Subsequently, in 2021, there was political upheaval in Southlake. Voters replaced two school board members and elected two new city council members and a mayor. Smith and Cam Bryan, two vocal opponents of CRT, received nearly 70% of the vote in their respective school board races, according to Southlake Style.

Both Smith and Huffman saw the barrage of negative press from out-of-state journalists as part of what drove local residents to the polls. This included, in Huffman’s view, Hixenbaugh’s podcast Southlake. The podcast, like Hixenbaugh’s other reporting, is almost entirely populated with quotes from “hardcore progressive Southlake residents” and rarely includes alternative perspectives, the former mayor claimed.

“They are trying to get aircover from the Department of Education… to weaponize the federal government to impose on Southlake what voters rightly rejected at the ballot box,” Huffman said, referring to a recent announcement by the Biden DOE claiming Southlake violated students’ civil rights.

In Huffman’s estimation, “that top-down approach won’t work… and it isn’t right.” He noted that Southlake is “multicultural” and that overcoming issues requires “bringing people together [voluntarily].”

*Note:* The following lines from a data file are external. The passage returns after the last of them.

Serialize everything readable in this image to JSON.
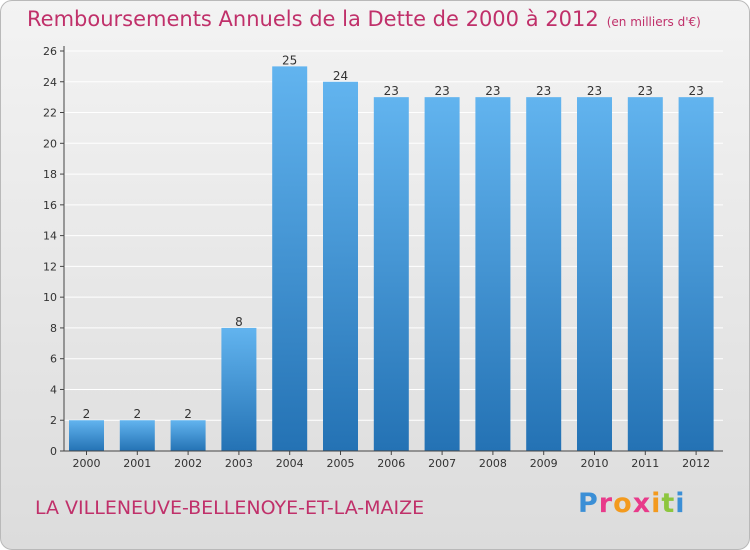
{
  "header": {
    "title": "Remboursements Annuels de la Dette de 2000 à 2012",
    "subtitle": "(en milliers d'€)"
  },
  "footer": {
    "city": "LA VILLENEUVE-BELLENOYE-ET-LA-MAIZE",
    "brand": "Proxiti",
    "brand_colors": [
      "#3b8fd6",
      "#e83a8a",
      "#f39a1e",
      "#e83a8a",
      "#f39a1e",
      "#8dc63f",
      "#3b8fd6"
    ]
  },
  "colors": {
    "bar_light": "#62b4ef",
    "bar_dark": "#2472b4",
    "grid": "#ffffff",
    "axis": "#444444"
  },
  "chart_data": {
    "type": "bar",
    "title": "Remboursements Annuels de la Dette de 2000 à 2012",
    "subtitle": "(en milliers d'€)",
    "categories": [
      "2000",
      "2001",
      "2002",
      "2003",
      "2004",
      "2005",
      "2006",
      "2007",
      "2008",
      "2009",
      "2010",
      "2011",
      "2012"
    ],
    "values": [
      2,
      2,
      2,
      8,
      25,
      24,
      23,
      23,
      23,
      23,
      23,
      23,
      23
    ],
    "yticks": [
      0,
      2,
      4,
      6,
      8,
      10,
      12,
      14,
      16,
      18,
      20,
      22,
      24,
      26
    ],
    "ylim": [
      0,
      26
    ],
    "xlabel": "",
    "ylabel": "",
    "grid": true,
    "legend": "none"
  }
}
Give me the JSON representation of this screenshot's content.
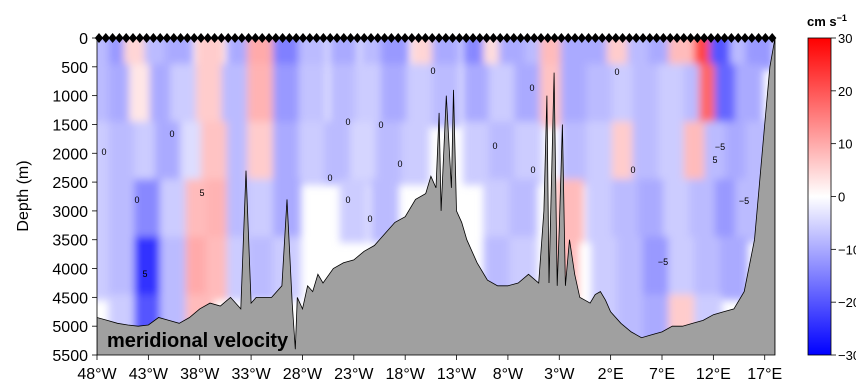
{
  "chart_data": {
    "type": "heatmap",
    "panel_label": "meridional velocity",
    "ylabel": "Depth (m)",
    "colorbar_unit": "cm s",
    "colorbar_unit_exp": "−1",
    "x_ticks": [
      "48°W",
      "43°W",
      "38°W",
      "33°W",
      "28°W",
      "23°W",
      "18°W",
      "13°W",
      "8°W",
      "3°W",
      "2°E",
      "7°E",
      "12°E",
      "17°E"
    ],
    "x_values": [
      -48,
      -43,
      -38,
      -33,
      -28,
      -23,
      -18,
      -13,
      -8,
      -3,
      2,
      7,
      12,
      17
    ],
    "xlim": [
      -48,
      18
    ],
    "y_ticks": [
      "0",
      "500",
      "1000",
      "1500",
      "2000",
      "2500",
      "3000",
      "3500",
      "4000",
      "4500",
      "5000",
      "5500"
    ],
    "y_values": [
      0,
      500,
      1000,
      1500,
      2000,
      2500,
      3000,
      3500,
      4000,
      4500,
      5000,
      5500
    ],
    "ylim": [
      0,
      5500
    ],
    "colorbar_ticks": [
      "30",
      "20",
      "10",
      "0",
      "−10",
      "−20",
      "−30"
    ],
    "colorbar_values": [
      30,
      20,
      10,
      0,
      -10,
      -20,
      -30
    ],
    "clim": [
      -30,
      30
    ],
    "colors": {
      "positive": "#ff0000",
      "negative": "#0000ff",
      "neutral": "#ffffff",
      "bathymetry": "#a0a0a0"
    },
    "velocity_cells": [
      {
        "lon": -48,
        "depth": 0,
        "v": -8
      },
      {
        "lon": -45.5,
        "depth": 0,
        "v": -12
      },
      {
        "lon": -44,
        "depth": 0,
        "v": 5
      },
      {
        "lon": -42,
        "depth": 0,
        "v": -8
      },
      {
        "lon": -40,
        "depth": 0,
        "v": -10
      },
      {
        "lon": -37,
        "depth": 0,
        "v": 6
      },
      {
        "lon": -34,
        "depth": 0,
        "v": -10
      },
      {
        "lon": -32,
        "depth": 0,
        "v": 10
      },
      {
        "lon": -29.5,
        "depth": 0,
        "v": -15
      },
      {
        "lon": -27,
        "depth": 0,
        "v": -8
      },
      {
        "lon": -24,
        "depth": 0,
        "v": -10
      },
      {
        "lon": -21,
        "depth": 0,
        "v": -8
      },
      {
        "lon": -19,
        "depth": 0,
        "v": -12
      },
      {
        "lon": -16,
        "depth": 0,
        "v": 5
      },
      {
        "lon": -14,
        "depth": 0,
        "v": -10
      },
      {
        "lon": -11,
        "depth": 0,
        "v": -14
      },
      {
        "lon": -9,
        "depth": 0,
        "v": 4
      },
      {
        "lon": -7.5,
        "depth": 0,
        "v": -10
      },
      {
        "lon": -5,
        "depth": 0,
        "v": -8
      },
      {
        "lon": -3.5,
        "depth": 0,
        "v": 8
      },
      {
        "lon": -1.5,
        "depth": 0,
        "v": -10
      },
      {
        "lon": 1,
        "depth": 0,
        "v": -10
      },
      {
        "lon": 3,
        "depth": 0,
        "v": 6
      },
      {
        "lon": 5,
        "depth": 0,
        "v": -8
      },
      {
        "lon": 7,
        "depth": 0,
        "v": -10
      },
      {
        "lon": 9,
        "depth": 0,
        "v": 8
      },
      {
        "lon": 11.5,
        "depth": 0,
        "v": 22
      },
      {
        "lon": 13,
        "depth": 0,
        "v": -20
      },
      {
        "lon": 15,
        "depth": 0,
        "v": -8
      },
      {
        "lon": 16.5,
        "depth": 0,
        "v": -12
      },
      {
        "lon": -48,
        "depth": 1000,
        "v": -8
      },
      {
        "lon": -45.5,
        "depth": 1000,
        "v": -10
      },
      {
        "lon": -43.5,
        "depth": 1000,
        "v": 3
      },
      {
        "lon": -41.5,
        "depth": 1000,
        "v": -10
      },
      {
        "lon": -39.5,
        "depth": 1000,
        "v": -6
      },
      {
        "lon": -37,
        "depth": 1000,
        "v": 6
      },
      {
        "lon": -34.5,
        "depth": 1000,
        "v": -8
      },
      {
        "lon": -32,
        "depth": 1000,
        "v": 9
      },
      {
        "lon": -29.5,
        "depth": 1000,
        "v": -12
      },
      {
        "lon": -27,
        "depth": 1000,
        "v": -7
      },
      {
        "lon": -24,
        "depth": 1000,
        "v": -8
      },
      {
        "lon": -21.5,
        "depth": 1000,
        "v": -6
      },
      {
        "lon": -19,
        "depth": 1000,
        "v": -10
      },
      {
        "lon": -16.5,
        "depth": 1000,
        "v": -6
      },
      {
        "lon": -14,
        "depth": 1000,
        "v": -8
      },
      {
        "lon": -11,
        "depth": 1000,
        "v": -10
      },
      {
        "lon": -8.5,
        "depth": 1000,
        "v": -6
      },
      {
        "lon": -6,
        "depth": 1000,
        "v": -10
      },
      {
        "lon": -3.5,
        "depth": 1000,
        "v": 7
      },
      {
        "lon": -1.5,
        "depth": 1000,
        "v": -10
      },
      {
        "lon": 1,
        "depth": 1000,
        "v": -8
      },
      {
        "lon": 3.5,
        "depth": 1000,
        "v": -6
      },
      {
        "lon": 5.5,
        "depth": 1000,
        "v": -8
      },
      {
        "lon": 8,
        "depth": 1000,
        "v": -6
      },
      {
        "lon": 10.5,
        "depth": 1000,
        "v": -8
      },
      {
        "lon": 12,
        "depth": 1000,
        "v": 18
      },
      {
        "lon": 13.5,
        "depth": 1000,
        "v": -18
      },
      {
        "lon": 15.5,
        "depth": 1000,
        "v": -10
      },
      {
        "lon": -48,
        "depth": 2000,
        "v": -6
      },
      {
        "lon": -45.5,
        "depth": 2000,
        "v": -8
      },
      {
        "lon": -43,
        "depth": 2000,
        "v": -6
      },
      {
        "lon": -41,
        "depth": 2000,
        "v": -10
      },
      {
        "lon": -38.5,
        "depth": 2000,
        "v": -4
      },
      {
        "lon": -36.5,
        "depth": 2000,
        "v": 7
      },
      {
        "lon": -34,
        "depth": 2000,
        "v": -8
      },
      {
        "lon": -32,
        "depth": 2000,
        "v": 6
      },
      {
        "lon": -29.5,
        "depth": 2000,
        "v": -10
      },
      {
        "lon": -27,
        "depth": 2000,
        "v": -6
      },
      {
        "lon": -24.5,
        "depth": 2000,
        "v": -8
      },
      {
        "lon": -22,
        "depth": 2000,
        "v": -5
      },
      {
        "lon": -19.5,
        "depth": 2000,
        "v": -8
      },
      {
        "lon": -17,
        "depth": 2000,
        "v": -6
      },
      {
        "lon": -11,
        "depth": 2000,
        "v": -6
      },
      {
        "lon": -8.5,
        "depth": 2000,
        "v": -8
      },
      {
        "lon": -6,
        "depth": 2000,
        "v": -6
      },
      {
        "lon": -1.5,
        "depth": 2000,
        "v": -8
      },
      {
        "lon": 1,
        "depth": 2000,
        "v": -6
      },
      {
        "lon": 3.5,
        "depth": 2000,
        "v": 6
      },
      {
        "lon": 5.5,
        "depth": 2000,
        "v": -8
      },
      {
        "lon": 8,
        "depth": 2000,
        "v": -6
      },
      {
        "lon": 10.5,
        "depth": 2000,
        "v": 8
      },
      {
        "lon": 12.5,
        "depth": 2000,
        "v": -8
      },
      {
        "lon": 14.5,
        "depth": 2000,
        "v": -10
      },
      {
        "lon": 16.5,
        "depth": 2000,
        "v": -8
      },
      {
        "lon": -48,
        "depth": 3000,
        "v": -6
      },
      {
        "lon": -45.5,
        "depth": 3000,
        "v": -8
      },
      {
        "lon": -43,
        "depth": 3000,
        "v": -14
      },
      {
        "lon": -40.5,
        "depth": 3000,
        "v": -6
      },
      {
        "lon": -38,
        "depth": 3000,
        "v": 8
      },
      {
        "lon": -36,
        "depth": 3000,
        "v": 9
      },
      {
        "lon": -34,
        "depth": 3000,
        "v": -8
      },
      {
        "lon": -32,
        "depth": 3000,
        "v": -6
      },
      {
        "lon": -29.5,
        "depth": 3000,
        "v": -10
      },
      {
        "lon": -23,
        "depth": 3000,
        "v": -6
      },
      {
        "lon": -20,
        "depth": 3000,
        "v": -8
      },
      {
        "lon": -9,
        "depth": 3000,
        "v": -6
      },
      {
        "lon": -6.5,
        "depth": 3000,
        "v": -8
      },
      {
        "lon": -2,
        "depth": 3000,
        "v": 8
      },
      {
        "lon": 1,
        "depth": 3000,
        "v": -6
      },
      {
        "lon": 3.5,
        "depth": 3000,
        "v": -8
      },
      {
        "lon": 6,
        "depth": 3000,
        "v": -10
      },
      {
        "lon": 8.5,
        "depth": 3000,
        "v": -6
      },
      {
        "lon": 11,
        "depth": 3000,
        "v": -8
      },
      {
        "lon": 13.5,
        "depth": 3000,
        "v": -12
      },
      {
        "lon": 15.5,
        "depth": 3000,
        "v": -8
      },
      {
        "lon": -48,
        "depth": 4000,
        "v": -6
      },
      {
        "lon": -45.5,
        "depth": 4000,
        "v": -8
      },
      {
        "lon": -43,
        "depth": 4000,
        "v": -24
      },
      {
        "lon": -40.5,
        "depth": 4000,
        "v": -8
      },
      {
        "lon": -38,
        "depth": 4000,
        "v": 10
      },
      {
        "lon": -36,
        "depth": 4000,
        "v": 8
      },
      {
        "lon": -34,
        "depth": 4000,
        "v": -6
      },
      {
        "lon": -32,
        "depth": 4000,
        "v": -8
      },
      {
        "lon": -29.5,
        "depth": 4000,
        "v": -6
      },
      {
        "lon": -9,
        "depth": 4000,
        "v": -8
      },
      {
        "lon": -6.5,
        "depth": 4000,
        "v": -6
      },
      {
        "lon": -2.5,
        "depth": 4000,
        "v": 8
      },
      {
        "lon": 1.5,
        "depth": 4000,
        "v": -6
      },
      {
        "lon": 4,
        "depth": 4000,
        "v": -8
      },
      {
        "lon": 6.5,
        "depth": 4000,
        "v": -12
      },
      {
        "lon": 9,
        "depth": 4000,
        "v": -6
      },
      {
        "lon": 11.5,
        "depth": 4000,
        "v": -8
      },
      {
        "lon": 14,
        "depth": 4000,
        "v": -10
      },
      {
        "lon": -45.5,
        "depth": 5000,
        "v": -6
      },
      {
        "lon": -43,
        "depth": 5000,
        "v": -20
      },
      {
        "lon": -40.5,
        "depth": 5000,
        "v": -8
      },
      {
        "lon": -38,
        "depth": 5000,
        "v": 8
      },
      {
        "lon": 1.5,
        "depth": 5000,
        "v": -6
      },
      {
        "lon": 4,
        "depth": 5000,
        "v": -8
      },
      {
        "lon": 6.5,
        "depth": 5000,
        "v": -10
      },
      {
        "lon": 9,
        "depth": 5000,
        "v": 6
      },
      {
        "lon": 11.5,
        "depth": 5000,
        "v": -6
      }
    ],
    "bathymetry": {
      "lon": [
        -48,
        -47,
        -46,
        -45,
        -44,
        -43,
        -42,
        -41,
        -40,
        -39,
        -38,
        -37,
        -36,
        -35,
        -34,
        -33.5,
        -33,
        -32.5,
        -31,
        -30,
        -29.5,
        -29,
        -28.7,
        -28.5,
        -28,
        -27.5,
        -27,
        -26.5,
        -26,
        -25,
        -24,
        -23,
        -22,
        -21,
        -20,
        -19,
        -18,
        -17,
        -16,
        -15.5,
        -15,
        -14.7,
        -14.5,
        -14,
        -13.5,
        -13.3,
        -13,
        -12.5,
        -12,
        -11,
        -10,
        -9,
        -8,
        -7,
        -6,
        -5,
        -4.5,
        -4.2,
        -4,
        -3.5,
        -3.2,
        -3,
        -2.7,
        -2.4,
        -2,
        -1.5,
        -1,
        -0.5,
        0,
        0.5,
        1,
        1.5,
        2,
        3,
        4,
        5,
        6,
        7,
        8,
        9,
        10,
        11,
        12,
        13,
        14,
        15,
        16,
        17,
        17.5,
        18
      ],
      "depth": [
        4850,
        4900,
        4950,
        4980,
        5000,
        4980,
        4850,
        4900,
        4950,
        4850,
        4700,
        4600,
        4650,
        4500,
        4700,
        2300,
        4600,
        4500,
        4500,
        4300,
        2800,
        4600,
        5400,
        4500,
        4700,
        4300,
        4400,
        4100,
        4250,
        4000,
        3900,
        3850,
        3700,
        3600,
        3400,
        3200,
        3100,
        2800,
        2700,
        2400,
        2600,
        1300,
        3000,
        1000,
        2600,
        900,
        3000,
        3200,
        3500,
        3900,
        4200,
        4300,
        4300,
        4250,
        4100,
        4250,
        3000,
        1000,
        4250,
        600,
        4300,
        3300,
        1500,
        4300,
        3500,
        4100,
        4500,
        4550,
        4600,
        4450,
        4400,
        4550,
        4750,
        4950,
        5100,
        5200,
        5150,
        5100,
        5000,
        5000,
        4950,
        4900,
        4800,
        4750,
        4700,
        4400,
        3500,
        1500,
        500,
        0
      ]
    },
    "contour_labels": [
      "0",
      "0",
      "0",
      "0",
      "0",
      "0",
      "0",
      "0",
      "0",
      "0",
      "0",
      "0",
      "0",
      "0",
      "0",
      "5",
      "5",
      "5",
      "−5",
      "−5",
      "−5"
    ]
  }
}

He identified many examples of this in Southlake, including the city’s many diverse cultural events, such as Diwalifest, the Lunar New Year-themed Spring Festival, Art In The Square, Christmas in Southlake, Oktoberfest, and many others.

Indeed, Huffman himself has been unafraid to engage with left-wing residents. DX asked him about an appearance he made in front of a crowd of Black Lives Matter protesters as riots swept the nation in the summer of 2020 following the death of George Floyd.

“I never said Black Lives Matter or took a knee,” Huffman said before noting that he went with then-mayor Laura Hill for three reasons:

First, stores in Southlake Town Square were getting boarded up due to allegedly credible threats of a riot. He told DX he went not only to protect the city but to protect the mayor, who was a lady of petite-build.

Second, he explained that they were invited by the protest organizers, although he is now unsure whether the offer was motivated by other factors.

Third, they went to make the opposing case intelligently and calmly to those who might disagree with them.

The crowd was not receptive, Huffman recalled, and the protesters became agitated.

“There is a point when individuals stop being individuals, and they start becoming a crowd,” Huffman said with a grimace. “We cut it short and got out of there –– thankfully without incident.”

The exchange was something Hixenbaugh had to be aware of because he referred to those same protests in his reporting, yet he never asked Huffman about it on one of the few occasions he approached the soon-to-be mayor for comment in 2021.

So what has made Huffman come forward now?

“I am out of office, now I can say whatever I want,” he said with a chuckle before turning serious. “But it is hard for me as a former mayor not to feel very defensive of this community… I love these people, and they did not ask for this. They do not deserve what is happening to them.”

Hixenbaugh, who recently appeared in Grapevine to promote his book, and NBC were reached out to for comment. They did not respond by press time.